Lynne Sullivan, president for the Indiana Apartment Association in Indianapolis, told the Finance Committee during its Tuesday evening meeting that several provisions Gary is considering, and that other municipalities have used, have already been struck down in court. In particular, a municipality can charge only a reasonable fee for a provided service.
The ordinance seeks to establish a permit fee on all rental units in the city, be they apartment or single-family houses. Owners or landlords would be required to apply for their rental permit by March 30 each year; those who don’t will incur a higher fee per unit in addition to the original fee.
The permit fee was originally set at $75, but Building Commissioner Stephen Marcus said it’s been adjusted to $60 after discussion with corporate counsel.
Sullivan said she would support a complaint-driven inspection process because code enforcement wouldn’t have to waste time on inspecting dwellings that are up to code. Darnail Lyles, who owns tax-credit based Serenity Lake Senior Independent Living Complex in the city’s Miller section, agreed, adding there has to be parity in implementing the fees.
“Hammond wanted to charge nonresident property owners and landlords more than residents. With that in mind, you can’t charge one renter ($75) and then a HUD renter nothing,” Lyles said.
Lyles also said landlords can, by law, pass any fees on to their renters, which could be an undue burden since most of the city’s renters have low to moderate incomes.
Fire Chief Teresa Everett, whose staff would join the five building inspectors in conducting the inspections at no additional charge to the city, said the complaint-driven system used now is essentially useless and ultimately more expensive for all residents.

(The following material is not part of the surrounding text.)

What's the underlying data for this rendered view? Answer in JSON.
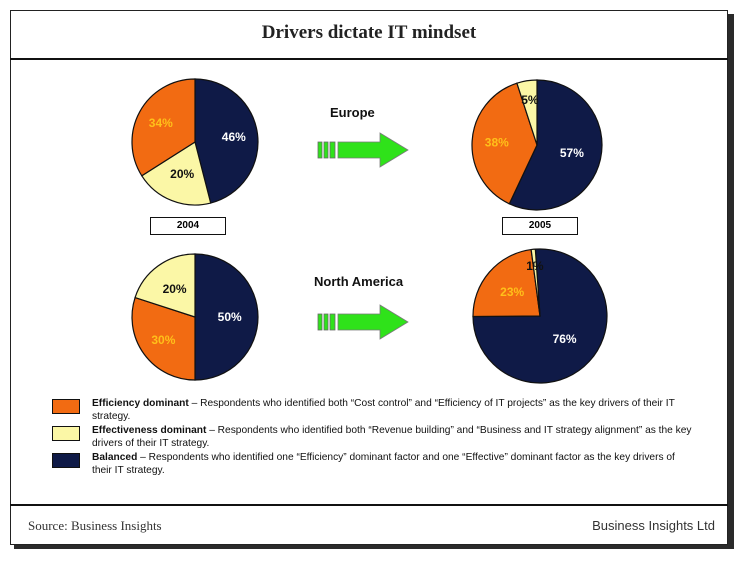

“We have files at the fire department pages long of complaints on buildings that are never addressed, and since they’re public record, anyone can come see them,” she said. “So we can be at a building one day that has uncorrected violations, and then come back the next day to put out a fire — which costs the city gas and potentially overtime for eight or nine firefighters — and that’s more expensive to the residents than either $5 you would pass on in rent or having corrected the violations in the first place.
“The intent of this ordinance is to improve the living conditions of all Gary residents. A complaint system is not going to work.”
Corporate Counsel Niquelle Allen told the audience the ordinance has not been finalized and invited property owners to submit their concerns in writing to the city’s Law Department, 401 Broadway, Suite 101A, Gary, IN 46402, before the next Finance Meeting, to be held at 5:30 Sept. 25.
The rental permit would be issued upon the rental unit passing code inspection, with a 30-day permit being issued if the inspector believes the landlord or owner can get the property compliant within that time. Those who either fail an inspection or fail to make the necessary fixes to bring the property within compliance will be charged a $75 inspection fee and could face going before the city’s Unsafe Building Hearing Officer.
Additionally, those who refuse an inspection will be ordered to come before the hearing officer and could incur the city’s attorney’s fees and court costs, it reads.
The income from the fees would possibly make the inspection staff, which already exists in the Building Department, a self-sustaining entity.